TEM images of nanostructures: (a) F4C11, (b) F5C11, (c) V6C11, and (d) F6C6. Scale bar: (a–c) 100 nm, (d) 500 nm. The arrows in (a) and (b) denote helical features of F4C11 and F5C11 fibrils, respectively.

These morphological transitions were accompanied by changes in internal ordering (e.g., β-sheet strength, micropolarity, and fluidity) of the peptide structures. As shown by ThT and Nile Red assays (Figure S12), the β-sheets were weakened and the micropolarity of the peptide structures was increased as the number of phenylalanines was reduced or substituted by valine (F6C11 > V6C11 > F5C11 > F4C11). Similarly, shortening of the alkyl chain from C11 to C6 was also found to weaken β-sheet strength and increase micropolarity. The fluidity of the peptide layers was probed by fluorescence polarization (FP) using 1,6-diphenyl-1,3,5-hexatriene (DPH). The FP value of DPH was found to increase (F6C11 ≈ F6C6 ≈ V6C11 > F5C11 > F4C11) when more amide H-bonds were present, indicating the decisive role of amide bonds in determining the fluidity (Figure S13). We therefore propose that F6C11 nanosheets display a high structural ordering cooperatively stabilized by H-bonding, aromatic stacking, and the hydrophobic effect as defined by the alkyl tail length, which compete with the electrostatic repulsion between glutamic acids.

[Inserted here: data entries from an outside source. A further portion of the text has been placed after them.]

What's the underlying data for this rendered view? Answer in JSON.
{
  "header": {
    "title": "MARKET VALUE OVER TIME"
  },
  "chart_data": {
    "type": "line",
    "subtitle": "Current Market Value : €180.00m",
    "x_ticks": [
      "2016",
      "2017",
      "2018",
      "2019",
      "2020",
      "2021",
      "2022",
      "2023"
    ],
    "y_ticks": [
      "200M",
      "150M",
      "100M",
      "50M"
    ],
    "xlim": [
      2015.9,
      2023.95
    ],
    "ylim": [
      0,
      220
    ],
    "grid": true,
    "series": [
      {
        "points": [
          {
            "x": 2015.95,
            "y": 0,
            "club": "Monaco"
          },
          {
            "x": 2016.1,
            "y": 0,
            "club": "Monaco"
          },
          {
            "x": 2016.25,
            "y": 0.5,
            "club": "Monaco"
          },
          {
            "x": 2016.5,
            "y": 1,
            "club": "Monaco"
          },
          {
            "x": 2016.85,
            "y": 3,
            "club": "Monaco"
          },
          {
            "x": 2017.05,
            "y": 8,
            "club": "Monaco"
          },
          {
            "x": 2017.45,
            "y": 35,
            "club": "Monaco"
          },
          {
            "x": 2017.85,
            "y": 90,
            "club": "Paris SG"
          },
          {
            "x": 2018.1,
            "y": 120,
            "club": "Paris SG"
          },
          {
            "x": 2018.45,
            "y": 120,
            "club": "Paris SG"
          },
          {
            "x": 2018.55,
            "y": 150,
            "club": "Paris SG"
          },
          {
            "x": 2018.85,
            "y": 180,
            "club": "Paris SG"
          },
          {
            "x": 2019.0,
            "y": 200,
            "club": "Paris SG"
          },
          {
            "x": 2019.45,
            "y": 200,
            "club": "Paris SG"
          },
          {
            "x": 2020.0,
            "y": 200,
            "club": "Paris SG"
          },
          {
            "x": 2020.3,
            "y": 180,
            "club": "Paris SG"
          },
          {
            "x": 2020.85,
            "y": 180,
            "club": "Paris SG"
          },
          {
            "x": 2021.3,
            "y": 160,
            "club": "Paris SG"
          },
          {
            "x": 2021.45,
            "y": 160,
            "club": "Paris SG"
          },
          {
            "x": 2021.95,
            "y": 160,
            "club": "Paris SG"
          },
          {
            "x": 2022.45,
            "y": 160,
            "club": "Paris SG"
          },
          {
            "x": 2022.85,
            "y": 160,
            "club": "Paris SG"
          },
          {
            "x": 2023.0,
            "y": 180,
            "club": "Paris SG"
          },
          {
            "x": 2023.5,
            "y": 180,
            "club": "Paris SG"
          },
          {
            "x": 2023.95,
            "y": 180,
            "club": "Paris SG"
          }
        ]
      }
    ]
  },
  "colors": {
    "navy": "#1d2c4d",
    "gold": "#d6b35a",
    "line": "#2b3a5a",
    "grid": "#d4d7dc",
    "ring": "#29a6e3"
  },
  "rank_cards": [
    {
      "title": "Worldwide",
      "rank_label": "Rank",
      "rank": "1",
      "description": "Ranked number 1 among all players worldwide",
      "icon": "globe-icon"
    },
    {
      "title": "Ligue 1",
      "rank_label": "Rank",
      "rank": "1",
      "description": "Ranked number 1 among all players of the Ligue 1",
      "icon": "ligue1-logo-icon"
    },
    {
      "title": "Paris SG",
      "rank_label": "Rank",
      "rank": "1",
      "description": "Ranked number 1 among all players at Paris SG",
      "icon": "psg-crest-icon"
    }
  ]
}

In conclusion, we have designed Janus nanosheets with single-layer thickness via peptide self-assembly, which offers the possibility of dual functionalization on opposing surfaces. Benefiting from the versatility of surfaces displaying different reactive groups, the nanosheets can serve as substrates for various guest components. In particular, the surface-confined enzyme assembly on nanosheets was observed to enhance the catalytic activity, which can mimic the enzymatic reaction in living systems that take place at biological membranes. The important role of amino acid side groups (especially aromatic groups) was highlighted in promoting β-sheet stacking to favor peptide self-assembly in 2D. We anticipate these 2D Janus nanomaterials can be engineered with surface ligands (e.g., cell-targeting and analyte-binding properties) to inspire broad applications such as drug delivery and bioelectronic sensing.